In Paris, yes. Outside, no. As I said, we have to teach a ton of classes to undergrads. And somehow, no one in the government was able to divine that babies born in 2000 would be college students today, so they haven't had the foresight to increase budgets for faculty jobs. So we are stuck with a dilemma: enrolling students in undergrad is something that we have to do by law, the number of students increases every year, and the budget stays constant. Guess what part of higher education is slashed first?
How it is decided who teaches what?
There cannot be a single answer. Every department in France has statutes and bylaws that can be (democratically!) changed, and this includes how teaching loads are divided. Still, every university I've been to has had this model: the department director delegates the power to either a committee or even a single person depending on the size of the department and customs. This committee/person deliberates on what courses can be offered and who teaches what. It's often (but not always) taking into account the wishes of every member of the department. Large department (= Paris…) have even more complex procedures.
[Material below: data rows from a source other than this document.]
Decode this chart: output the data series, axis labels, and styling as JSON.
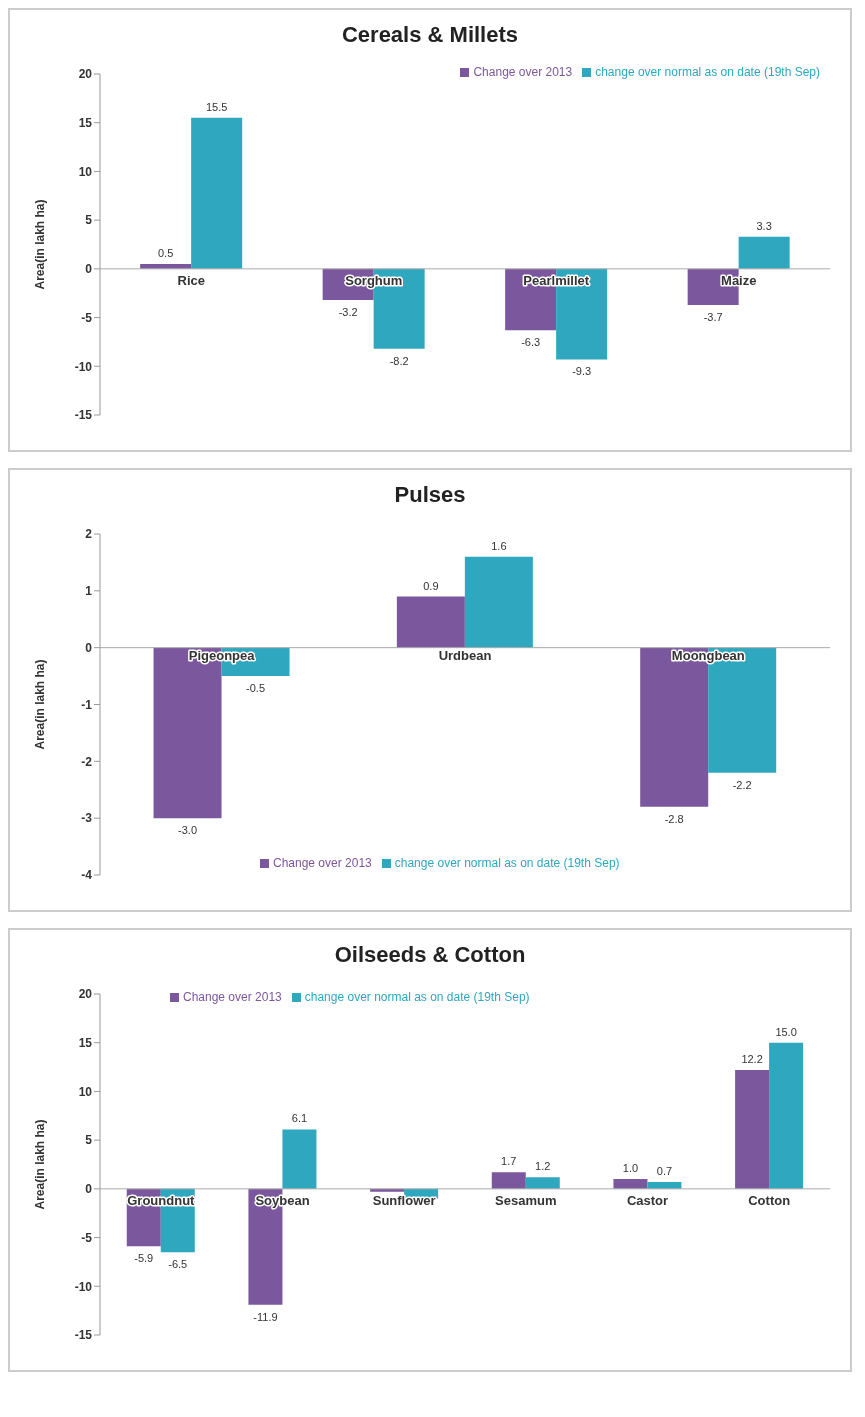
{
  "chart_data": [
    {
      "type": "bar",
      "title": "Cereals & Millets",
      "ylabel": "Area(in lakh ha)",
      "categories": [
        "Rice",
        "Sorghum",
        "Pearlmillet",
        "Maize"
      ],
      "series": [
        {
          "name": "Change over 2013",
          "color": "#7b579e",
          "values": [
            0.5,
            -3.2,
            -6.3,
            -3.7
          ],
          "value_labels": [
            "0.5",
            "-3.2",
            "-6.3",
            "-3.7"
          ]
        },
        {
          "name": "change over normal as on date (19th Sep)",
          "color": "#2ea7bf",
          "values": [
            15.5,
            -8.2,
            -9.3,
            3.3
          ],
          "value_labels": [
            "15.5",
            "-8.2",
            "-9.3",
            "3.3"
          ]
        }
      ],
      "ylim": [
        -15,
        20
      ],
      "yticks": [
        -15,
        -10,
        -5,
        0,
        5,
        10,
        15,
        20
      ],
      "grid": false,
      "legend": "top right"
    },
    {
      "type": "bar",
      "title": "Pulses",
      "ylabel": "Area(in lakh ha)",
      "categories": [
        "Pigeonpea",
        "Urdbean",
        "Moongbean"
      ],
      "series": [
        {
          "name": "Change over 2013",
          "color": "#7b579e",
          "values": [
            -3.0,
            0.9,
            -2.8
          ],
          "value_labels": [
            "-3.0",
            "0.9",
            "-2.8"
          ]
        },
        {
          "name": "change over normal as on date (19th Sep)",
          "color": "#2ea7bf",
          "values": [
            -0.5,
            1.6,
            -2.2
          ],
          "value_labels": [
            "-0.5",
            "1.6",
            "-2.2"
          ]
        }
      ],
      "ylim": [
        -4,
        2
      ],
      "yticks": [
        -4,
        -3,
        -2,
        -1,
        0,
        1,
        2
      ],
      "grid": false,
      "legend": "bottom"
    },
    {
      "type": "bar",
      "title": "Oilseeds & Cotton",
      "ylabel": "Area(in lakh ha)",
      "categories": [
        "Groundnut",
        "Soybean",
        "Sunflower",
        "Sesamum",
        "Castor",
        "Cotton"
      ],
      "series": [
        {
          "name": "Change over 2013",
          "color": "#7b579e",
          "values": [
            -5.9,
            -11.9,
            -0.3,
            1.7,
            1.0,
            12.2
          ],
          "value_labels": [
            "-5.9",
            "-11.9",
            null,
            "1.7",
            "1.0",
            "12.2"
          ]
        },
        {
          "name": "change over normal as on date (19th Sep)",
          "color": "#2ea7bf",
          "values": [
            -6.5,
            6.1,
            -1.0,
            1.2,
            0.7,
            15.0
          ],
          "value_labels": [
            "-6.5",
            "6.1",
            null,
            "1.2",
            "0.7",
            "15.0"
          ]
        }
      ],
      "ylim": [
        -15,
        20
      ],
      "yticks": [
        -15,
        -10,
        -5,
        0,
        5,
        10,
        15,
        20
      ],
      "grid": false,
      "legend": "top"
    }
  ]
}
PS: I hope this does not come off as an answer from a Parisian snob. The math departments in hard science-intensive universities in Paris are about 2-3 times as large as the largest math department outside Paris; moreover, it's only a metro ride away to the other Parisian departments, who can thus coordinate among themselves to have a unified program with much wider breadth. I have many colleagues outside Paris who despair at the state of their M2 program (and this won't be helped by the current government's policies of creating monster universities on the one hand and defunding smaller ones on the other hand… if you know how to solve this problem, please tell us).
PPS: This answer is mainly about pure math. The situation is less bleak in applied math. ("What good is pure math for anyway? Pure mathematicians can't get a contract with Thales or Safran to co-supervise a PhD student who will help us sell bombs to Saudi Arabia." --some government official, probably.) Some smaller math departments are slowly transitioning to applied math only.